Garnett ignored Allen when he went in for a high-five early in the 2012 season and said he longer had Allen’s phone number. During a 2015 interview with ESPN’s Jackie MacMullan, Pierce said that he hadn’t spoken with Allen since he joined the Heat, but also noted that he wasn’t particularly close with Allen during their five years as teammates in Boston.
“It was a weird relationship,” Pierce said. “We were all good friends on the court, but Ray always did his own thing. That’s just the way Ray was. Even when we were playing together, we’d be having a team dinner and Ray wouldn’t show up. We’d go to his charity events but Ray wouldn’t show up to somebody else’s. I called him on it. I said, ‘Man, Ray, we support all your stuff but when we ask you, you don’t come to ours.’ I remember when Rondo re-signed with Boston, we had a little dinner at a restaurant and Ray didn’t show up. I know Ray probably didn’t like Rondo that much, but it wasn’t a fact of not liking somebody. You don’t have to like everybody you play with — it’s a matter of showing support. Rondo probably didn’t like Ray either, but he came to Ray’s functions to show, ‘Hey, we’re together in this.'”

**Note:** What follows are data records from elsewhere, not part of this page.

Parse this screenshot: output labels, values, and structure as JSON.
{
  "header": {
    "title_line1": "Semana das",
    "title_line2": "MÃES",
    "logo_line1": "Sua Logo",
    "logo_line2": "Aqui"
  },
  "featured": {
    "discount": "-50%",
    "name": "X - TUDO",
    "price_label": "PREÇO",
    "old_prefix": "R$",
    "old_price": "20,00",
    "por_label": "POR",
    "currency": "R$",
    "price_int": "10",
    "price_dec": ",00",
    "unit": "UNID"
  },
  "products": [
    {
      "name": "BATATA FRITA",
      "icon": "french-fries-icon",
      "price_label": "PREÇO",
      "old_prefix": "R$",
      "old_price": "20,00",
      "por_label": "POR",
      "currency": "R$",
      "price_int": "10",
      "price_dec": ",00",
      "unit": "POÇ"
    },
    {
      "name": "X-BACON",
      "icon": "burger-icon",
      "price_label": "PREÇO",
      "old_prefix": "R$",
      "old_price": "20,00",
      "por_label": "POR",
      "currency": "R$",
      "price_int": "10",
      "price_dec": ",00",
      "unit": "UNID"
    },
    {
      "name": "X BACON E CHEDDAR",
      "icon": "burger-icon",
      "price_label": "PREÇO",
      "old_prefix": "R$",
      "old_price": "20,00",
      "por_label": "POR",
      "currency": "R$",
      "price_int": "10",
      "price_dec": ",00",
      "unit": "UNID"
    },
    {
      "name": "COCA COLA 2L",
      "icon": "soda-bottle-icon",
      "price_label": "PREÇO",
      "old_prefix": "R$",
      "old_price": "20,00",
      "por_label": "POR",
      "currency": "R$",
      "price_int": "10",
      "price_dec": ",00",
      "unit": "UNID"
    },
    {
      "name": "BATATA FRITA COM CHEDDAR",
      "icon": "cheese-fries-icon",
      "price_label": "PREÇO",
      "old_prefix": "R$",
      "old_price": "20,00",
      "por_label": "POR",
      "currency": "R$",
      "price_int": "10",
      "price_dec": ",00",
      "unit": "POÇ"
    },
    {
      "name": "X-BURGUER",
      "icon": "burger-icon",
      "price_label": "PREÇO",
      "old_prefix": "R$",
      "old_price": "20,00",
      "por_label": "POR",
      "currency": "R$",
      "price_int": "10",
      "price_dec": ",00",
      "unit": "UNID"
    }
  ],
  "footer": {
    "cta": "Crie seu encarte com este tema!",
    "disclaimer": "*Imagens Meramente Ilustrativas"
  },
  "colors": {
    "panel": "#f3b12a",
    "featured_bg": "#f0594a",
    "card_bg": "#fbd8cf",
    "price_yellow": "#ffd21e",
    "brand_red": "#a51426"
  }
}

Last November, Pierce told Spears that Celtics players considered Allen’s decision to join the Heat “a betrayal.”
Leon Powe, another member of the Celtics’ title-winning 2008 team, told Spears his “preference is that Ray is extended an invitation.”
Despite keying Boston’s Game 2 win over the Lakers with 21 points off the bench, Powe’s opinion probably doesn’t carry the same weight as some of his teammates’s thoughts on the matter.